Even Detroit’s NFL football team, the Lions, are one of the worst in the country. Last season they lost all 16 games. This year they have lost eight, and won just a single game.
Michigan’s Central Station, designed by the same people who gave New York its Grand Central Station, was abandoned 20 years ago. One photographer who produced a series of images forTime magazine said that he often felt, as he moved around parts of Detroit, as though he was in a post-apocalyptic disaster.
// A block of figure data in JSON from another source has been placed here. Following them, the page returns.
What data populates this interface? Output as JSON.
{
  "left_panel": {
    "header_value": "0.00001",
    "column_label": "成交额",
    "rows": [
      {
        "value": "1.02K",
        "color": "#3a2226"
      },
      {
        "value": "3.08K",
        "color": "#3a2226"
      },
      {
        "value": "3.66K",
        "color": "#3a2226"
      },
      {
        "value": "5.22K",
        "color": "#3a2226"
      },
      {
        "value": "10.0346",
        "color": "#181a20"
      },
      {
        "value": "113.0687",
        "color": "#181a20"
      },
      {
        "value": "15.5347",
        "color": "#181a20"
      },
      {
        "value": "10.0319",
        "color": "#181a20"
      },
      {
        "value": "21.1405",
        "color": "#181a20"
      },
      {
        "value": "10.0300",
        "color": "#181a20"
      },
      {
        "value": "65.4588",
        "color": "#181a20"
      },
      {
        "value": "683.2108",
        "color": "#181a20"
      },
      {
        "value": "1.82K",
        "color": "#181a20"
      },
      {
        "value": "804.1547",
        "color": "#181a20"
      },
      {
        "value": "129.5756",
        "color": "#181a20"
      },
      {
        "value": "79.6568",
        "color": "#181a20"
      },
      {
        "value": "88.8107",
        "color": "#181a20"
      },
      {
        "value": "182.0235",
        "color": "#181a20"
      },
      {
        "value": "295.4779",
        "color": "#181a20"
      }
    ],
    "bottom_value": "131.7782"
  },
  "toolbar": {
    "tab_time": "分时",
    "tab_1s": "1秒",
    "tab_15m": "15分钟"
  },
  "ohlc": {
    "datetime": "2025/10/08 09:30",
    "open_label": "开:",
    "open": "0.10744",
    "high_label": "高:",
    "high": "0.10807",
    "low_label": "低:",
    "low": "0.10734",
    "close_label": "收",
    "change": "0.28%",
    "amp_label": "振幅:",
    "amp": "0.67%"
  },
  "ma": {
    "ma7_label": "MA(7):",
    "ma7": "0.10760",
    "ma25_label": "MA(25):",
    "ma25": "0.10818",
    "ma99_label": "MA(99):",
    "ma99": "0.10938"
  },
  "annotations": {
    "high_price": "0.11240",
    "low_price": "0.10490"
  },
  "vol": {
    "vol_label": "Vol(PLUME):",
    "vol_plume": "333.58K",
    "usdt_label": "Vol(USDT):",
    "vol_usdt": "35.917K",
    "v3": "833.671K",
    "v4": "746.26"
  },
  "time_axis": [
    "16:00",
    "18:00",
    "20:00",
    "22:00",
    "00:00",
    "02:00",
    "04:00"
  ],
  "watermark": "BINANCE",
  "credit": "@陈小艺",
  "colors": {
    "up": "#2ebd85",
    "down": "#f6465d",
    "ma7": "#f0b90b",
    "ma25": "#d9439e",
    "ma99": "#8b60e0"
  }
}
Then in June, the $21,000 annual county budget to bury Detroit’s unclaimed bodies ran out. Until then, if a family confirmed that they could not afford to lay a loved one to rest, Wayne County — in which Detroit sits — would, for $700, bury the body in a rough pine casket at a nearby cemetery, under a marker.
Darrell Vickers had to identify his aunt at the mortuary in September but he could not afford to bury her as he was unemployed. When his grandmother recently died, Mr Vickers’s father paid for her cremation, but with a credit card at 21 per cent interest. He said at the time it was “devastating” to not be able to bury his aunt.
What has alarmed medical examiners at the mortuary is that most of the dead died of natural causes. It is evidence, they believe, of people who could not afford medical insurance and medicines and whose families can now not afford to bury them.
Yet in recent weeks there have been signs of hope for Mr Samuels that he can reduce the backlog of bodies. Local philanthropists have donated $8,000 to help to bury the dead. In the past month, Mr Samuels has been able to bury 11 people. The number of unburied is now down to 55.